Another form of noise suppression is dynamic noise suppression. A common type of dynamic noise suppression systems is based on SNR. The SNR may be used to determine a suppression value. Unfortunately, SNR by itself is not a very good predictor of speech distortion due to the presence of different noise types in the audio environment. Typically, speech energy, over a given period of time, will include a word, a pause, a word, a pause, and so forth. Additionally, stationary and dynamic noises may be present in the audio environment. The SNR averages all of these stationary and non-stationary speech and noise components. There is no consideration in the determination of the SNR of the characteristics of the noise signal--only the overall level of noise.

To overcome the shortcomings of the prior art, there is a need for an improved noise suppression system for processing audio signals.

SUMMARY OF THE INVENTION

The present technology provides a robust noise suppression system which may concurrently reduce noise and echo components in an acoustic signal while limiting the level of speech distortion. The system may receive acoustic signals from two or more microphones in a close-talk, hand-held or other configuration. The received acoustic signals are transformed to cochlea domain sub-band signals and echo and noise components may be subtracted from the sub-band signals. Features in the acoustic sub-band signals are identified and used to generate a multiplicative mask. The multiplicative mask is applied to the noise subtracted sub-band signals and the sub-band signals are reconstructed in the time domain.

An embodiment includes a system for performing noise reduction in an audio signal may include a memory. A frequency analysis module stored in the memory and executed by a processor may generate sub-band signals in a cochlea domain from time domain acoustic signals. A noise cancellation module stored in the memory and executed by a processor may cancel at least a portion of the sub-band signals. A modifier module stored in the memory and executed by a processor may suppress a noise component or an echo component in the modified sub-band signals. A reconstructor module stored in the memory and executed by a processor may reconstruct a modified time domain signal from the component suppressed sub-band signals provided by the modifier module.
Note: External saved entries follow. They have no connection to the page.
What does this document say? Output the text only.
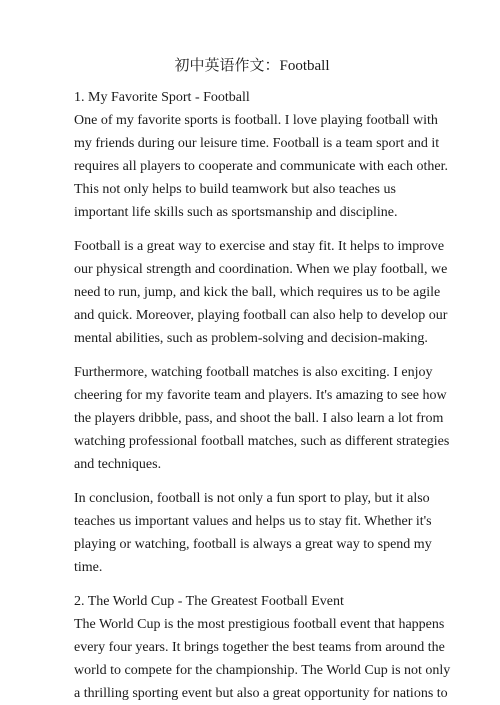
初中英语作文：Football
1. My Favorite Sport - Football

One of my favorite sports is football. I love playing football with
my friends during our leisure time. Football is a team sport and it
requires all players to cooperate and communicate with each other.
This not only helps to build teamwork but also teaches us
important life skills such as sportsmanship and discipline.

Football is a great way to exercise and stay fit. It helps to improve
our physical strength and coordination. When we play football, we
need to run, jump, and kick the ball, which requires us to be agile
and quick. Moreover, playing football can also help to develop our
mental abilities, such as problem-solving and decision-making.

Furthermore, watching football matches is also exciting. I enjoy
cheering for my favorite team and players. It's amazing to see how
the players dribble, pass, and shoot the ball. I also learn a lot from
watching professional football matches, such as different strategies
and techniques.

In conclusion, football is not only a fun sport to play, but it also
teaches us important values and helps us to stay fit. Whether it's
playing or watching, football is always a great way to spend my
time.

2. The World Cup - The Greatest Football Event

The World Cup is the most prestigious football event that happens
every four years. It brings together the best teams from around the
world to compete for the championship. The World Cup is not only
a thrilling sporting event but also a great opportunity for nations to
Noise reduction may also be performed as a process performed by a machine with a processor and memory. Additionally, a computer readable storage medium may be implemented in which a program is embodied, the program being executable by a processor to perform a method for reducing noise in an audio signal.

BRIEF DESCRIPTION OF THE DRAWINGS

FIG. 1 is an illustration of an environment in which embodiments of the present technology may be used.

FIG. 2 is a block diagram of an exemplary audio device.

FIG. 3 is a block diagram of an exemplary audio processing system.

FIG. 4 is a flowchart of an exemplary method for performing noise reduction for an acoustic signal.

FIG. 5 is a flowchart of an exemplary method for extracting features from audio signals.

DETAILED DESCRIPTION OF THE INVENTION

The present technology provides a robust noise suppression system which may concurrently reduce noise and echo components in an acoustic signal while limiting the level of speech distortion. The system may receive acoustic signals from two or more microphones in a close-talk, hand-held or other configuration. The received acoustic signals are transformed to cochlea domain sub-band signals and echo and noise components may be subtracted from the sub-band signals. Features in the acoustic sub-band signals are identified and used to generate a multiplicative mask. The multiplicative mask is applied to the noise subtracted sub-band signals and the sub-band signals are reconstructed in the time domain. The present technology is both a dynamic and non-stationary noise suppression system, and provides a "perceptually optimal" amount of noise suppression based upon the characteristics of the noise and use case.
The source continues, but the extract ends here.